A elegância questionada de Edvaldo

O vereador Elber Batalha, em conversa com este colunista semana passada, ao ser interrogado o porquê que havia deixado a Câmara de Vereadores bem logo o prefeito Edvaldo Nogueira tenha iniciado seu pronunciamento, quando do retorno dos trabalhos da Casa, disse haver saído porque tinha “já agendado um compromisso naquele horário” mas, em seguida, falou do que chamou de “deselegância do prefeito Edvaldo Nogueira”. Segundo Elber, “Edvaldo não sabe ser republicano. Ele cumprimentou a todos os vereadores com uma aperto de mão, menos aos vereadores da oposição. Ele pulou os vereadores de oposição. Edvaldo não sabe ter elegância”.  O fato é que o tom na Câmara de Vereadores tende, também, a ser um pouco mais elevado em relação ao de 2017.  Afinal 2018 é ano de eleição, e os vereadores precisam entra na roda.

 

A elegância confirmada de Eliane Aquino

O vereador Elber Batalha fez questão de registrar, ao conversar com a Sem Aspas, “a cordialidade e urbanidade da vice-prefeita Eliane Aquino que veio me cumprimentar, que se colocou à disposição inclusive para que eu a visitasse e discutíssemos alguns assuntos, inclusive envolvendo temas da pasta dela, como a questão do LGBT, que é um segmento no qual atuo”.

 

A insustentável direita de ser

A Europa não é aqui, claro. Por lá sim ainda há, por exemplo, um ou outro nome da direita que valha alguma aposta.

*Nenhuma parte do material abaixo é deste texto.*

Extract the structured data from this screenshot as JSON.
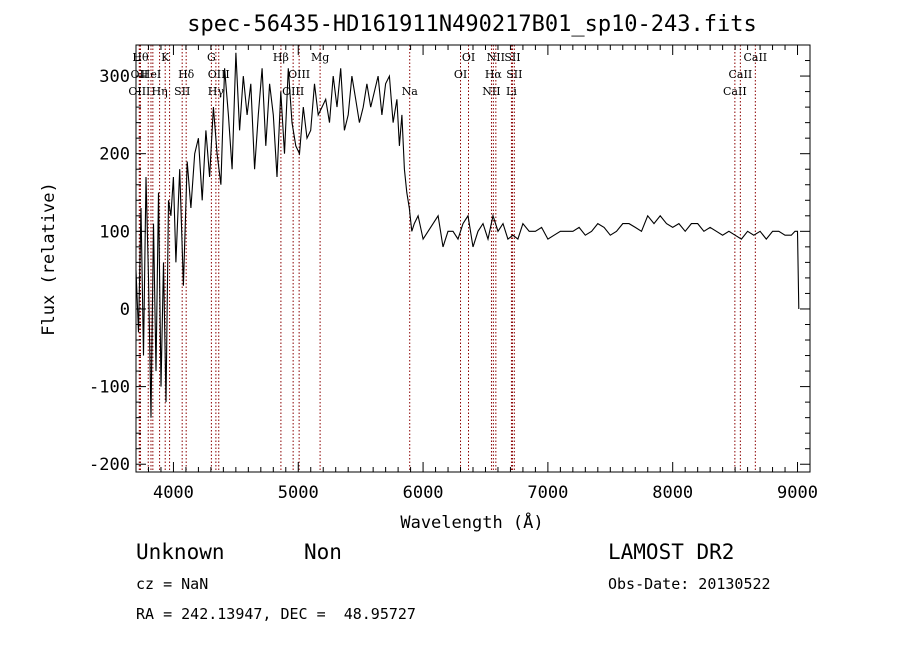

Também por lá um ou outro de centro ou mesmo de esquerda que valha mais que alguns minutos da atenção do eleitor. Por aqui, não! Por aqui, a chamada esquerda não tem mais identidade, a direita é aloprada e o centro é morno, muito morno - justo onde talvez o melhor dos debates poderia estar ocorrendo.

 

 Com aspas

         I. “Com o voto a gente constrói hospitais, com voto mal dado cemitério podem encher”. Senador Eduardo Amorim

         II.“A oposição não tem tido sucesso nas urnas quando nos enfrenta. Estamos trabalhando para que em 2018 essa nossa rotina de ganhar da                 oposição possa ser mantida”. Deputado federal Fábio Mitidieri.